The user can post updates,can subscribe to users and can friend people.
What is the best way to design my database in order to store the count of the updates, subcribers and friends of a user?
Should i add 3 more fields in the user table and just increase the count of these 3 columns?
Thanks.
Upvotes: 1
Views: 778
Reputation: 687
Not sure if i understand your question but i think the best way to do this is to make a table for each of this functions, you can link those tables with the user_id field. Like so:
Table 'Users' :
*user_id*
username
password
email
Table 'Friends':
id
*user_id*
friendids
You can then get the users with something like
SELECT * FROM friends WHERE user_id = '$userid'
Upvotes: 1
Reputation: 16037
First I'd try to calculate
the count of the updates, subcribers and friends of a user
on the fly, something like
select count(*) from user_updates where user_id = :uid
select count(*) from user_subcribers where user_id = :uid
select count(*) from user_friends where user_id = :uid
If you have performance problems with this approach, then you can consider adding these count fields to user table, but you have to be careful to maintain them.
Upvotes: 1
Reputation: 4326
You can make 3 tables: friends (user1_id,user2_id), updates(user_id,content),subscribe(user1_id,user2_id).
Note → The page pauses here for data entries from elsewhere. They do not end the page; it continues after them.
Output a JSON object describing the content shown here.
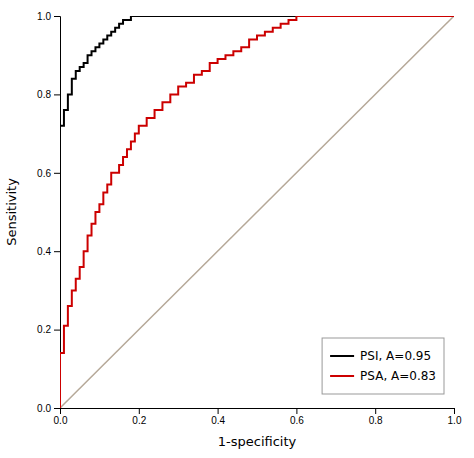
{
  "chart_data": {
    "type": "line",
    "xlabel": "1-specificity",
    "ylabel": "Sensitivity",
    "xlim": [
      0,
      1.0
    ],
    "ylim": [
      0,
      1.0
    ],
    "xticks": [
      {
        "value": 0,
        "label": "0.0"
      },
      0.2,
      0.4,
      0.6,
      0.8,
      {
        "value": 1.0,
        "label": "1.0"
      }
    ],
    "yticks": [
      {
        "value": 0,
        "label": "0.0"
      },
      0.2,
      0.4,
      0.6,
      0.8,
      {
        "value": 1.0,
        "label": "1.0"
      }
    ],
    "grid": false,
    "legend": "lower right",
    "series": [
      {
        "type": "line",
        "color": "#b5a898",
        "x": [
          0,
          1
        ],
        "values": [
          0,
          1
        ]
      },
      {
        "name": "PSI, A=0.95",
        "type": "step",
        "color": "#000000",
        "x": [
          0.0,
          0.0,
          0.0,
          0.0,
          0.0,
          0.01,
          0.01,
          0.02,
          0.02,
          0.03,
          0.03,
          0.04,
          0.04,
          0.05,
          0.05,
          0.06,
          0.06,
          0.07,
          0.07,
          0.08,
          0.08,
          0.09,
          0.09,
          0.1,
          0.1,
          0.11,
          0.11,
          0.12,
          0.12,
          0.13,
          0.13,
          0.14,
          0.14,
          0.15,
          0.15,
          0.16,
          0.16,
          0.17,
          0.18,
          0.19,
          0.2,
          0.5,
          0.55,
          1.0
        ],
        "values": [
          0.0,
          0.07,
          0.54,
          0.62,
          0.72,
          0.72,
          0.76,
          0.76,
          0.8,
          0.8,
          0.84,
          0.84,
          0.86,
          0.86,
          0.87,
          0.87,
          0.88,
          0.88,
          0.9,
          0.9,
          0.91,
          0.91,
          0.92,
          0.92,
          0.93,
          0.93,
          0.94,
          0.94,
          0.95,
          0.95,
          0.96,
          0.96,
          0.97,
          0.97,
          0.98,
          0.98,
          0.99,
          0.99,
          1.0,
          1.0,
          1.0,
          1.0,
          1.0,
          1.0
        ]
      },
      {
        "name": "PSA, A=0.83",
        "type": "step",
        "color": "#cc0000",
        "x": [
          0.0,
          0.0,
          0.0,
          0.01,
          0.01,
          0.02,
          0.02,
          0.03,
          0.03,
          0.04,
          0.04,
          0.05,
          0.05,
          0.06,
          0.06,
          0.07,
          0.07,
          0.08,
          0.08,
          0.09,
          0.09,
          0.1,
          0.1,
          0.11,
          0.11,
          0.12,
          0.12,
          0.13,
          0.13,
          0.14,
          0.15,
          0.16,
          0.17,
          0.18,
          0.19,
          0.2,
          0.22,
          0.24,
          0.26,
          0.28,
          0.3,
          0.32,
          0.34,
          0.36,
          0.38,
          0.4,
          0.42,
          0.44,
          0.46,
          0.48,
          0.5,
          0.52,
          0.54,
          0.56,
          0.58,
          0.6,
          1.0
        ],
        "values": [
          0.0,
          0.07,
          0.14,
          0.14,
          0.21,
          0.21,
          0.26,
          0.26,
          0.3,
          0.3,
          0.33,
          0.33,
          0.36,
          0.36,
          0.4,
          0.4,
          0.44,
          0.44,
          0.47,
          0.47,
          0.5,
          0.5,
          0.52,
          0.52,
          0.55,
          0.55,
          0.57,
          0.57,
          0.6,
          0.6,
          0.62,
          0.64,
          0.66,
          0.68,
          0.7,
          0.72,
          0.74,
          0.76,
          0.78,
          0.8,
          0.82,
          0.83,
          0.85,
          0.86,
          0.88,
          0.89,
          0.9,
          0.91,
          0.92,
          0.94,
          0.95,
          0.96,
          0.97,
          0.98,
          0.99,
          1.0,
          1.0
        ]
      }
    ]
  }
}
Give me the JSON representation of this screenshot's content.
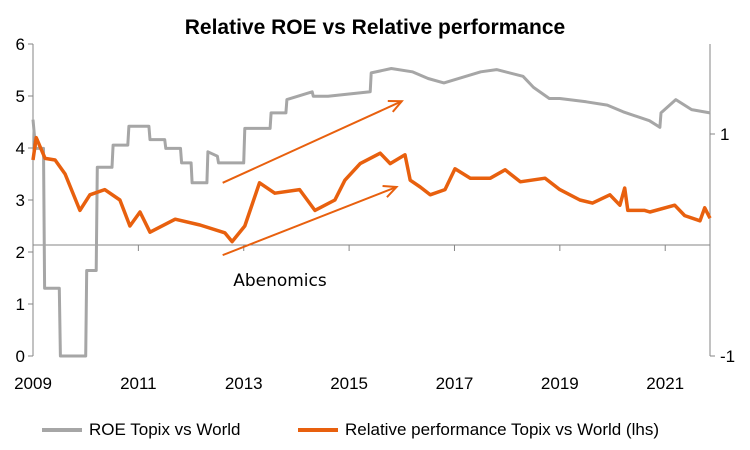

If the database is big and you don't want to count the friends each time, you can add a field in users table and update it every time a friend is added/deleted
Maybe drawing a diagram would help:
http://en.wikipedia.org/wiki/Entity-relationship_model
Upvotes: 1
Reputation: 2045
Well, it is faster to read if you have separated relations and content, however if you have only content and generates relations from it, the result sometimes could be more accurate. So, it depends.
Upvotes: 0
Reputation: 308763
I'll assume you meant to type "columns" instead of "friends" in that last sentence.
That's one way to do it.
You should think about the entities, relationships, and cardinalities when you design. Do you want to keep track of timestamp for each update? If yes, I'd make that a separate table with a one-to-many relationship to user. Same for subscribers and friends. The answer depends on how you choose to model the problem. There's no right or wrong answer, but there are tradeoffs.
Upvotes: 0
Reputation: 37506
Either create a separate table with that user meta data or add them as new columns. Either way is fine.